Desperate times may call for cash conservation, and General Electric, for one, is signaling that this is perhaps its biggest priority at the moment.
The conglomerate, which Friday reported earnings in line with its earlier pre-announcement, said it is keeping its quarterly dividend at $0.31 through the end of 2009, ending 32 years of annual increases.
It also suspended its buyback program and pledged to curb long- and short-term borrowing by its finance unit, The Wall Street Journal reported.
GE is putting on hold plans to sell $10 billion in long-term debt in the fourth quarter, and will reduce sales of short-term commercial paper to less than 15 percent of the finance unit’s debt, according to the Journal, which pointed out that GE has been the largest issuer of commercial paper, with about $90 billion in the market.

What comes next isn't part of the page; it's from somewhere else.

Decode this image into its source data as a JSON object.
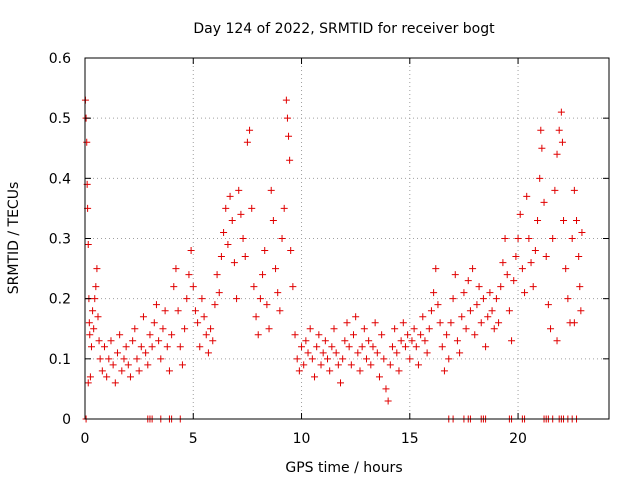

“GE has taken proactive steps to reduce leverage and improve liquidity, consistent with being one of six Triple-A-rated industrial companies in the U.S.,” said GE chairman and CEO Jeff Immelt. “We have raised $15 billion of committed capital that makes the company more secure in the short term, but could be used to play offense in the long term.”
Immelt also noted that its financial services business generated $2 billion of earnings, consistent with its revised expectations, making it one of the soundest financial firms in the country. “While GE Capital is not immune from the current environment, we continued to outperform our financial services peers,” Immelt stated. “We are improving our margins and focusing these businesses on the right products and markets.”
Indeed, Immelt said GE Capital is on track to earn over $9 billion for the year.
Earlier this month, GE sold $12 billion of its common shares. In addition, it sold Warren Buffett’s Berkshire Hathaway $3 billion of perpetual preferred stock and warrants to buy $3 billion of common stock with a strike price of $22.25 per share. The preferred shares carry a whopping 10 percent coupon.